Far back in time, when God gave the law to Moses, He had given a beautiful set of rules and regulations to bring order and goodness to the nation of Israel.  One of these regulations was to assign a group of people, the holy, consecrated priests of the LORD, the special, sacred job of serving in the holy Temple in Jerusalem.  They were the only people ever allowed to enter the inner courtyard of the sanctuary.    All of Israel would bring their sacrifices to the priests.  The priests would take their offerings into the Temple to offer to the LORD.  That was the ordained role that God had given them.  But now, King Uzziah thought he had a better plan.  He did not want to give the sacrifice to someone else to offer to God.  He was the king!  He decided that he was worthy to enter the Temple, he did not need the help of a priest.

As the king marched through the courts of the Temple on his way to make the sacrifice, it must have caused a great commotion.  He was the most powerful man in the nation, wherever he went it was a great affair.  He took his offering up the steps, into the chamber of the Temple where only the priests were allowed to go.

The Jews at the Temple that day must have been shocked.  What was he doing?  Even the great kings of old had not dared to do such an outrageous act against the law of God!  But who could stop him?  The king had the power to have anyone who opposed him killed.  Would anybody stand up against him? 

A very brave priest named Azariah rose up with bold courage against the king.
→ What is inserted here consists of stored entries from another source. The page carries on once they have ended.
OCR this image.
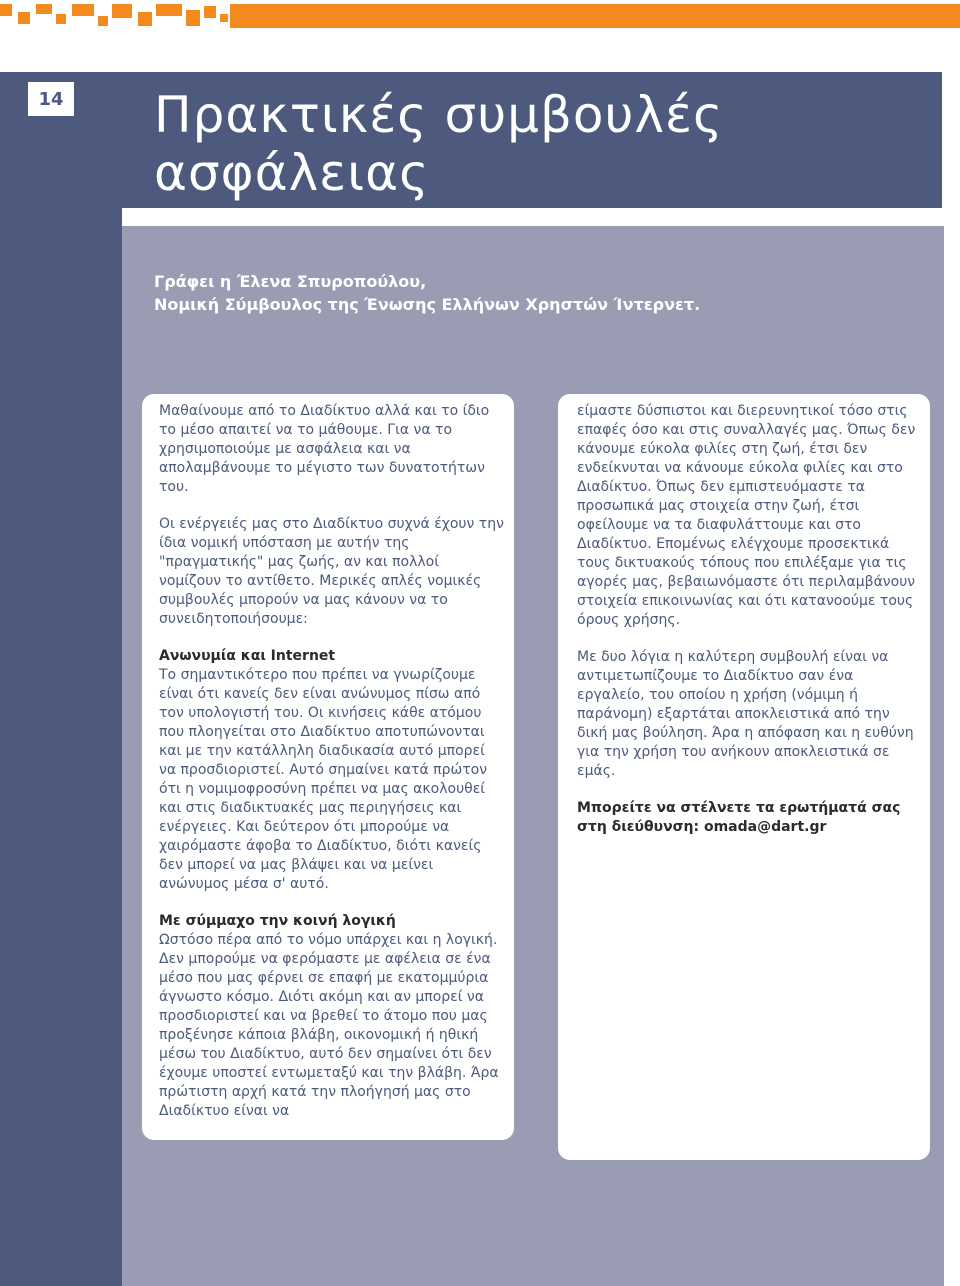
14 Πρακτικές συμβουλές
ασφάλειας

Γράφει η Έλενα Σπυροπούλου,
Νομική Σύμβουλος της Ένωσης Ελλήνων Χρηστών Ίντερνετ.

Μαθαίνουμε από το Διαδίκτυο αλλά και το ίδιο το μέσο απαιτεί να το μάθουμε. Για να το χρησιμοποιούμε με ασφάλεια και να απολαμβάνουμε το μέγιστο των δυνατοτήτων του.

Οι ενέργειές μας στο Διαδίκτυο συχνά έχουν την ίδια νομική υπόσταση με αυτήν της "πραγματικής" μας ζωής, αν και πολλοί νομίζουν το αντίθετο. Μερικές απλές νομικές συμβουλές μπορούν να μας κάνουν να το συνειδητοποιήσουμε:

Ανωνυμία και Internet

Το σημαντικότερο που πρέπει να γνωρίζουμε είναι ότι κανείς δεν είναι ανώνυμος πίσω από τον υπολογιστή του. Οι κινήσεις κάθε ατόμου που πλοηγείται στο Διαδίκτυο αποτυπώνονται και με την κατάλληλη διαδικασία αυτό μπορεί να προσδιοριστεί. Αυτό σημαίνει κατά πρώτον ότι η νομιμοφροσύνη πρέπει να μας ακολουθεί και στις διαδικτυακές μας περιηγήσεις και ενέργειες. Και δεύτερον ότι μπορούμε να χαιρόμαστε άφοβα το Διαδίκτυο, διότι κανείς δεν μπορεί να μας βλάψει και να μείνει ανώνυμος μέσα σ' αυτό.

Με σύμμαχο την κοινή λογική

Ωστόσο πέρα από το νόμο υπάρχει και η λογική. Δεν μπορούμε να φερόμαστε με αφέλεια σε ένα μέσο που μας φέρνει σε επαφή με εκατομμύρια άγνωστο κόσμο. Διότι ακόμη και αν μπορεί να προσδιοριστεί και να βρεθεί το άτομο που μας προξένησε κάποια βλάβη, οικονομική ή ηθική μέσω του Διαδίκτυο, αυτό δεν σημαίνει ότι δεν έχουμε υποστεί εντωμεταξύ και την βλάβη. Άρα πρώτιστη αρχή κατά την πλοήγησή μας στο Διαδίκτυο είναι να

είμαστε δύσπιστοι και διερευνητικοί τόσο στις επαφές όσο και στις συναλλαγές μας. Όπως δεν κάνουμε εύκολα φιλίες στη ζωή, έτσι δεν ενδείκνυται να κάνουμε εύκολα φιλίες και στο Διαδίκτυο. Όπως δεν εμπιστευόμαστε τα προσωπικά μας στοιχεία στην ζωή, έτσι οφείλουμε να τα διαφυλάττουμε και στο Διαδίκτυο. Επομένως ελέγχουμε προσεκτικά τους δικτυακούς τόπους που επιλέξαμε για τις αγορές μας, βεβαιωνόμαστε ότι περιλαμβάνουν στοιχεία επικοινωνίας και ότι κατανοούμε τους όρους χρήσης.

Με δυο λόγια η καλύτερη συμβουλή είναι να αντιμετωπίζουμε το Διαδίκτυο σαν ένα εργαλείο, του οποίου η χρήση (νόμιμη ή παράνομη) εξαρτάται αποκλειστικά από την δική μας βούληση. Άρα η απόφαση και η ευθύνη για την χρήση του ανήκουν αποκλειστικά σε εμάς.

Μπορείτε να στέλνετε τα ερωτήματά σας στη διεύθυνση: omada@dart.gr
Uzziah may have been king of Israel, but God reigns as King overall.  The LORD had given Uzziah many important responsibilities, but God had not made him a priest.  Uzziah was defying Yahweh even as he was worshipping Yahweh!  He was really worshipping and displaying his own power!

Azariah the priest brought eighty other brave priests with him into the Temple.  They all stood in front of Uzziah in confrontation with their king.  “It is not right for you, Uzziah, to burn incense to the LORD” said Azariah.  “That is for the priests, the descendants of Aaron, who have been consecrated to burn incense.  Leave the sanctuary, for you have been unfaithful; and you will not be honored by the LORD God.”  Wow, that is a bold thing to say to the most powerful man in the nation!

Uzziah froze there in the Temple with the censer in his hand, raised in the air, just about to offer incense.  His face turned red.  How dare they try to stop him?  He flew into a terrible rage against the priests of God.  As he stormed and screamed in his wrath, the priests watched something very strange happen.  As he yelled and raged, something gross and white was spreading on his forehead.  It was a terrible disease.  It was leprosy!  The chief priest and all the other priests watched as it kept spreading across his face.   Their own faces must have been filled with fear.  They warned him.  Uzziah saw their faces and knew something was terribly wrong.  The priests rushed him out of the holy Temple of God.

King Uzziah was plagued with leprosy for the rest of his life.  It was a deadly disease that they believed was very contagious.  Anyone who came too near him would get leprosy, too.  Uzziah had to live separately from everyone else.  He had to move out of the palace and live in a separate home so that he would not give the leprosy to others.  He would never again visit the Temple.  Because he had leprosy, he could no longer rule as king.  His son took over as governor of Judah. Uzziah’s pride had cost him everything.  

What a great difference between King Joash and his great great-grandson, King Uzziah.  Joash had restored the Temple to honor the glory of God.  Uzziah had dishonored the ways of God by tossing aside God’s plan for worship in the Temple.  The nation of Judah had a chance to learn a great lesson through God’s judgment on Uzziah.  Would they turn from their own false worship on the high places, or would they continue to pursue idols and wickedness?